Aşım ne oldu aşım?
Gönüllüsü olduğum aşı çalışmasına dair isyanımı dün okudunuz.
Demiştim ya…
Bayağı bir direndim bu yazıyı kaleme almamak için.
Eşeklik etmişim.
Vallahi de billahi de enayilikmiş kendimi onca zaman tutmam.
Çünkü dün yazı sonrası öğrendim ki…
FAZ 3 çalışmasının zaten kodları kırılmış.
İsminin yazılmasını istemeyen bir yetkili tarafından arandım.
Denildi ki; ”Çalışmanın içerisine dahil olan ve K1 olarak gruplandırılan sağlık çalışanları aşılamaya başlayabilsin diye kodları açıldı. Deneyde plasebo denk gelen tüm doktorlar, hemşireler ve diğer sağlık personelinin ilk dozları yapıldı. Ancak sizin de içinde olduğunuz K2 grubunda henüz yeterli hasta sayısına ulaşılamadığı için çalışma devam ediyor. Hedef kişi sayısına ulaşılamadan çalışmanın sonuçları açıklanamaz!”
Hedef sayı ne peki?
“Toplamda 13 bin kişi…”
Şu anda kaç binde?
“10 binin üzerinde…”
Eee?
Diyelim ki başka gönüllü olmayacak ve hedef sayınıza da böylelikle ulaşamayacaksınız. O zaman ne olacak? Ömrü billah kırmayacak mısınız siz bu kodları?
Cevap; “Kem küm…”
O adının saklanmasını isteyen yetkili şahısla telefon görüşmem sonlanmış ve tam ben; “Neyse canım… En azından sağlık çalışanlarının işi görülmüş. Biz de birkaç gün sonra öğreniriz inşallah” diye kendi kendimi teskin ediyordum ki…
Benden sonra gönüllü olup aşı yaptıran meslektaşlarımızdan Deniz Zeyrek aradı.
Ve; “Bir yanlışlık olmalı çünkü beni aradılar. Ben ve hatta araştırmacı İbrahim Uslu. Biz plaseboya denk gelmişiz. Gittik hemen aşımızın ilk dozunu yaptırdık!” deyince de...
Derin bir; “Allahhhhhh” çekip yeniden aradım o yetkiliyi.
“Yahu siz bana sağlık çalışanları grubundakilerin kodları kırıldı dediniz. Ee bizim Deniz Zeyrek ve İbrahim Uslu da öğrenmiş ve hatta ilk dozları da yapılmış…”
Cevap; “Mümkün değil! Bir bakıp döneyim hemen…”
Bir dönüş filan olmadı tabii.
Olmayacak da galiba bu gidişle.
Çünkü belli ki birileri çalışmada bir yerlerde hata yapmış.

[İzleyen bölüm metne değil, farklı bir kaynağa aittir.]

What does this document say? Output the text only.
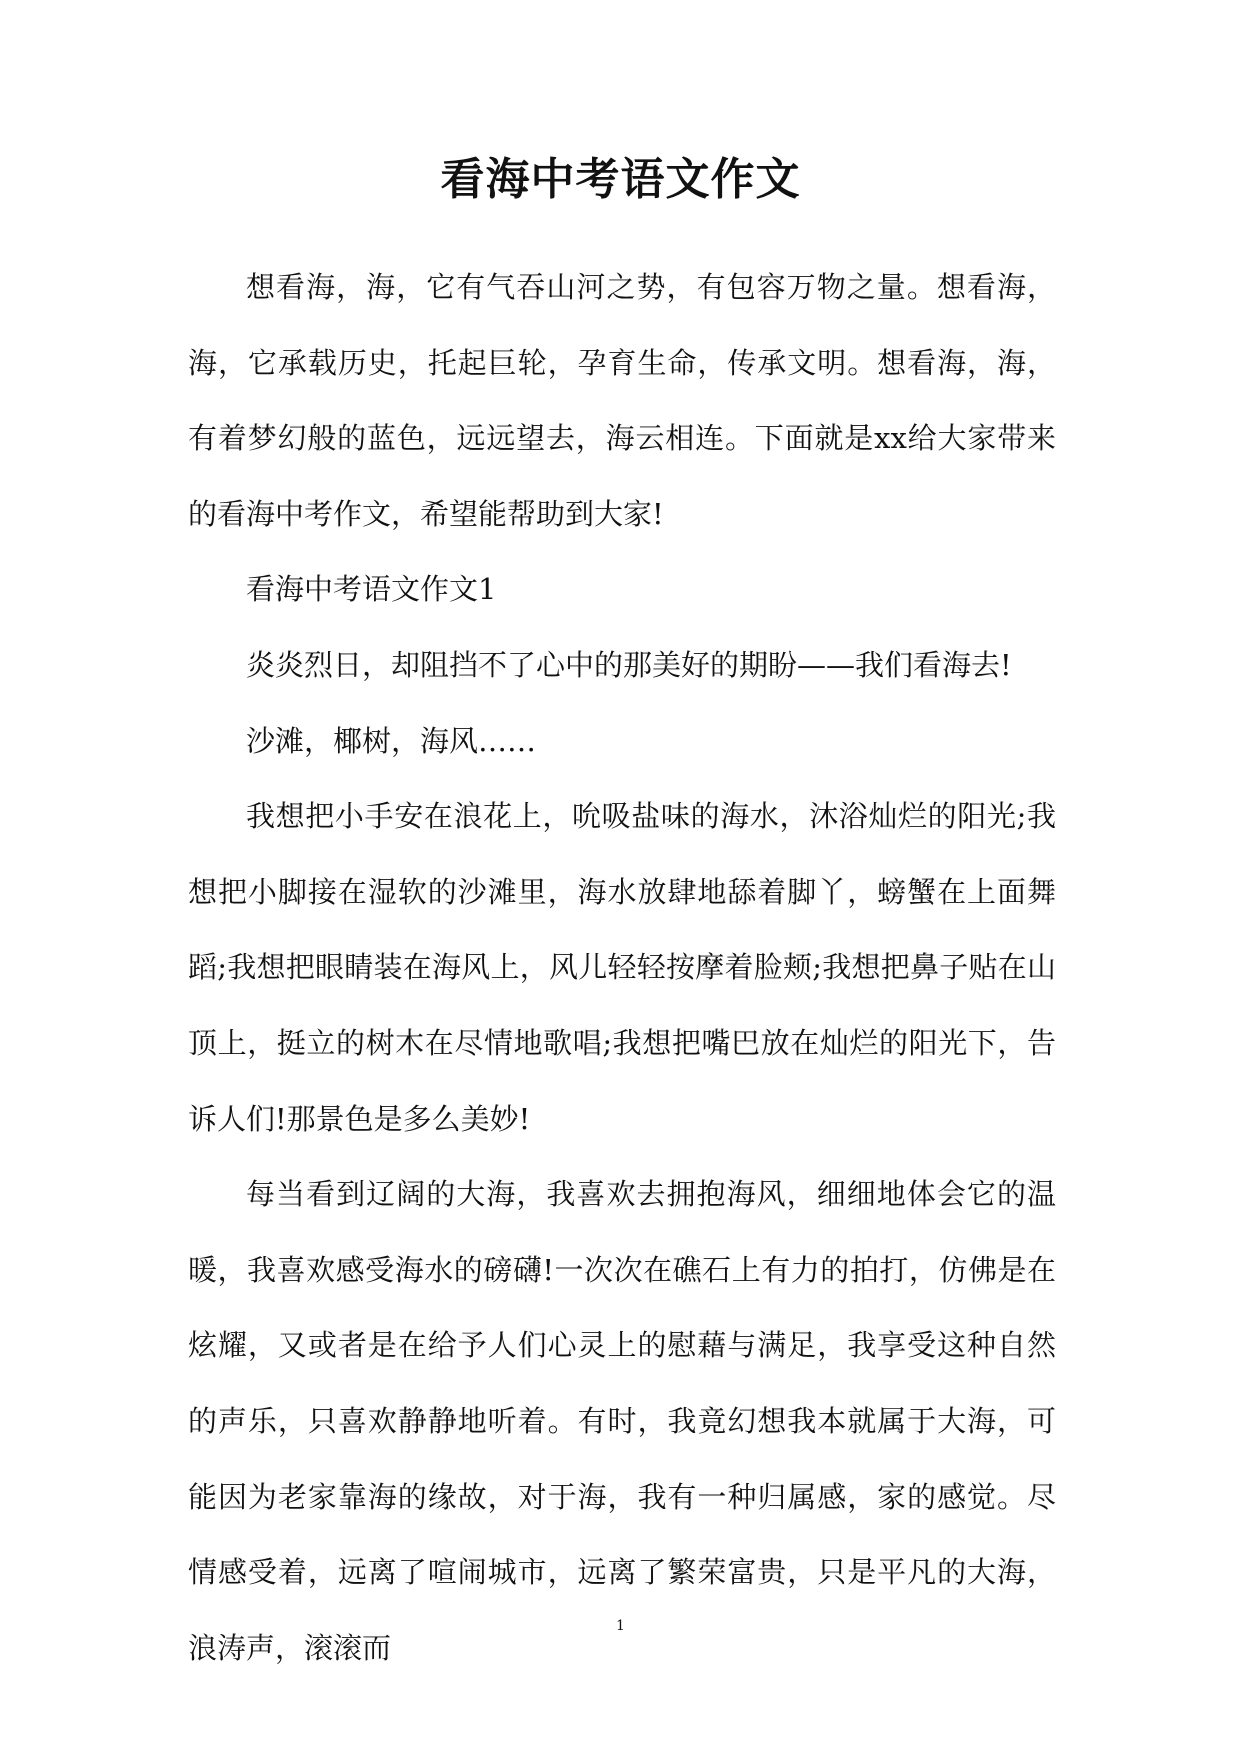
看海中考语文作文

想看海，海，它有气吞山河之势，有包容万物之量。想看海，海，它承载历史，托起巨轮，孕育生命，传承文明。想看海，海，有着梦幻般的蓝色，远远望去，海云相连。下面就是xx给大家带来的看海中考作文，希望能帮助到大家!

看海中考语文作文1

炎炎烈日，却阻挡不了心中的那美好的期盼——我们看海去!

沙滩，椰树，海风……

我想把小手安在浪花上，吮吸盐味的海水，沐浴灿烂的阳光;我想把小脚接在湿软的沙滩里，海水放肆地舔着脚丫，螃蟹在上面舞蹈;我想把眼睛装在海风上，风儿轻轻按摩着脸颊;我想把鼻子贴在山顶上，挺立的树木在尽情地歌唱;我想把嘴巴放在灿烂的阳光下，告诉人们!那景色是多么美妙!

每当看到辽阔的大海，我喜欢去拥抱海风，细细地体会它的温暖，我喜欢感受海水的磅礴!一次次在礁石上有力的拍打，仿佛是在炫耀，又或者是在给予人们心灵上的慰藉与满足，我享受这种自然的声乐，只喜欢静静地听着。有时，我竟幻想我本就属于大海，可能因为老家靠海的缘故，对于海，我有一种归属感，家的感觉。尽情感受着，远离了喧闹城市，远离了繁荣富贵，只是平凡的大海，浪涛声，滚滚而

1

Ne olduğunu bilmiyorum, tahmin de edemiyorum ama…
Deniz (Zeyrek) sanırım benimle kafa bulsun iyice telaşlanayım diye; “1000 kutunun kodları kaybolmuş diye bir söylenti var ama…” diye şaka yapmıştı konuşurken...
İster misiniz o şaka gerçek olsun?
Not: İzninizle bir kez daha seslenmek istiyorum Sağlık Bakanı Fahrettin Koca’ya… Sayın Bakanım. Bizzat şahsımı arayıp risk alıp, gönüllü oldum diye tebrik etmiş ve hatta; “Bravo size! Aşı karşıtlarının propagandasına rağmen bilimden yana çok güzel bir duruş sergilediniz” filan demiştiniz. Çok güzel şeyler söylemiştiniz. Ancak şu anda kendimi çok kötü hissediyorum. Yemin ediyorum kobay gibi kullanılmış da bir kenara atılmışım gibi bir duygudayım. Yani hiçbir şeyin hatırı yoksa en azından çoğu insanın cesaret edemediği bir dönemde tüm riskleri alıp çalışmanıza verdiğimiz desteğin hatırı için rica ediyorum. Açıklayın lütfen bizim sonuçlarımızı da!